Wrigley shook her head.

“My mother loved baseball,” she said into the silence that’d lapsed between us. “Loved it so much, yet I never really wanted to know anything about it. I regret that now, which is why I went to that first game.”

I found myself grinning despite the shitty topic.

“I’m glad.”

“You’re glad that your ball hit me in the face?” she teased.

I chuckled. “Yeah, I’m glad my ball hit you in the face.”

At that, we both burst out laughing.

***

“So, Diamond, Dodger, and Wrigley. That’s a pretty intense love of baseball to name your kids after three such significant baseball terms. Why Wrigley, though? Did she love that field?”

I found myself solely focused on her, and I couldn’t help but be intrigued by the smile that lit her face.

“My mother said I was conceived at Wrigley Field. She said it was only fitting.” She shuddered. “I’d rather not think about that, though. Then I have to think about my mom having sex, and as far as I am concerned, that never happened. I was immaculately conceived.”

I snorted. “I once walked in on my mother and father doing it on the couch. I walked in with three of my friends, and they all saw, too. It was the single most humiliating thing I’ve ever witnessed.”

Wrigley slapped a hand over her mouth. “That’s awful!”

It was.

“So I think I got you beat in that department at least,” I started, my eyes going back down to her wine glass. “Do you want more, or are you okay?”

We’d had dinner. We’d chatted and gotten to know each other. And now we were sitting in front of her house in my car.
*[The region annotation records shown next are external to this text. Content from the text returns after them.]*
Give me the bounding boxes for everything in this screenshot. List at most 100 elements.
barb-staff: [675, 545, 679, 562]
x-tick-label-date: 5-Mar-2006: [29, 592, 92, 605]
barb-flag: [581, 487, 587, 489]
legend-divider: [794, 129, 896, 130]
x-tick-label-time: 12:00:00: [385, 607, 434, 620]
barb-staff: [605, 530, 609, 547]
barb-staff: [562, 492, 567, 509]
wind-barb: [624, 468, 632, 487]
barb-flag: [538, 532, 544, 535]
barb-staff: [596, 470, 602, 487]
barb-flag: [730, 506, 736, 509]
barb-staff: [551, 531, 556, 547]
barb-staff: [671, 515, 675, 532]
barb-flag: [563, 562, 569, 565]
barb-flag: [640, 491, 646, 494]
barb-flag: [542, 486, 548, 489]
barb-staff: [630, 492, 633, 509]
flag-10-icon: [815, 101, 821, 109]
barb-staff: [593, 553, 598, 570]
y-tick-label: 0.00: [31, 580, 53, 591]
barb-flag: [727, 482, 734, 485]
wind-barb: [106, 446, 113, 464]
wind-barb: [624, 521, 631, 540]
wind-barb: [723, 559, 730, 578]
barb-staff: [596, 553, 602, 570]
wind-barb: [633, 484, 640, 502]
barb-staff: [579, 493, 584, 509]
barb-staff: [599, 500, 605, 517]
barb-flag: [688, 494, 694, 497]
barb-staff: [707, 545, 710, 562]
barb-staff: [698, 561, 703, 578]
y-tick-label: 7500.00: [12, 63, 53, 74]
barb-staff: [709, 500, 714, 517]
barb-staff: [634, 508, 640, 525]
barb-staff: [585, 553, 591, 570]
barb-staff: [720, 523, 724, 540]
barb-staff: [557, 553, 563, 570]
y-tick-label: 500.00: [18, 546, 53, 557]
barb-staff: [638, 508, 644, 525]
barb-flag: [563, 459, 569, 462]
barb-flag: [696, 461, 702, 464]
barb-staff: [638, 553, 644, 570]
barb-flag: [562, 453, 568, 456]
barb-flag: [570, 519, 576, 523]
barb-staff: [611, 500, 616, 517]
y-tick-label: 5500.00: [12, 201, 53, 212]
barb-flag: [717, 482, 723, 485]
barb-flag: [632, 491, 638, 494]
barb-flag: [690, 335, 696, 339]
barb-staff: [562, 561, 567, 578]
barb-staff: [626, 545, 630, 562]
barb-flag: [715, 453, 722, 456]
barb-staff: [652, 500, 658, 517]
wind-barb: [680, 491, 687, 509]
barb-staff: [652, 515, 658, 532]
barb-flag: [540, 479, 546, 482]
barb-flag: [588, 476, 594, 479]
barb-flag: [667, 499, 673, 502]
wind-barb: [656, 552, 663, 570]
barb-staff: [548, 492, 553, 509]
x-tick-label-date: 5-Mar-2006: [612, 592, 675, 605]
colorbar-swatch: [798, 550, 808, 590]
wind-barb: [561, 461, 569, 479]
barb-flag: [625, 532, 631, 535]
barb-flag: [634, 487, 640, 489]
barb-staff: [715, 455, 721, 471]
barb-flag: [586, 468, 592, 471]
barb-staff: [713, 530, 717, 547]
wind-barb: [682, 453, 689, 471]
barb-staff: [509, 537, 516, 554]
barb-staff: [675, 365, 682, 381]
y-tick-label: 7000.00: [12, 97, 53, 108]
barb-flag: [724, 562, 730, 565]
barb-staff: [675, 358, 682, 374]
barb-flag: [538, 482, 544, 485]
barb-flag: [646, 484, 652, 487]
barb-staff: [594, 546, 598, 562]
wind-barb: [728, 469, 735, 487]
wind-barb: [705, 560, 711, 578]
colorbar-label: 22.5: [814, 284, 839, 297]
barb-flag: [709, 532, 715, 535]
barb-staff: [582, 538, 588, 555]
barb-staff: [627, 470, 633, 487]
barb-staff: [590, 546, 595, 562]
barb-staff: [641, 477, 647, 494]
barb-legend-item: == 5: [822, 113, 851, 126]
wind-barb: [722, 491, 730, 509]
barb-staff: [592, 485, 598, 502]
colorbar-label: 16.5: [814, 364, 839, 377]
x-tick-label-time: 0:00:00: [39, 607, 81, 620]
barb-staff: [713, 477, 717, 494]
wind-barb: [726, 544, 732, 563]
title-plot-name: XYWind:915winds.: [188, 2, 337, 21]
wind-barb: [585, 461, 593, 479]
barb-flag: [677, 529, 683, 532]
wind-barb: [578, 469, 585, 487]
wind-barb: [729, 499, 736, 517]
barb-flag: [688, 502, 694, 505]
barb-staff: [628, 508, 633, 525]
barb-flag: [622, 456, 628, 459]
I’d made a pit stop to an all-night grocery store and picked up a bottle of their most expensive wine and a couple of plastic glasses so we could drink it.

Though, we’d never gotten out of the car long enough to use them how I’d intended to use them.

Turns out, Wrigley was in love with my car almost as much as I was in love with it.

“I’m fine.” She shook her head, eyeing the bottle.

I snorted and poured another glass—all the way to the top.

“I swear, I feel like you’re trying to get me drunk,” she joked.

I shrugged. “I may get you drunk, but I’m not going to capitalize on your drunken state if that’s what you’re worried about.”

She licked her lips. “Maybe you should drink more so that you forget that you’re chivalrous.”

I eyed the single glass that I’d been nursing since we started talking in her driveway two hours earlier and smiled. “I’m not much of a drinker, to be honest. And, when I do drink, I usually gravitate toward whiskey. I’m not sure about this wine business yet.”

“Wine business?” she teased.

I shrugged. “You know what I mean.”

And she did. Her smile gave her away moments later, too.

She turned her face away from me and continued to study the car. Something she’d been doing for a while.

“What?”

“I’m just surprised that you have a car like this,” she said. “I always wanted one almost exactly like this. I used to have this tiny little Hot Wheels car that was almost identical to yours. It was painted a silvery blue with sparkles on it, and it had these fat racing tires. I used to take it everywhere with me. It’s just a little surreal to be sitting in a car that is so similar to it. I still have it sitting on the windowsill in my bedroom.”

“I had one, too,” I admitted. “But, I gotta say, I thought girls weren’t supposed to play with boy’s toys.”

She flipped me off, and I started to chuckle.

Holding out my hand, she took it, and then I tugged her closer.

I didn’t pull her all the way into my lap and kiss the daylights out of her like I wanted to, but I did tug her into the curve of my arm and squeezed her in tight.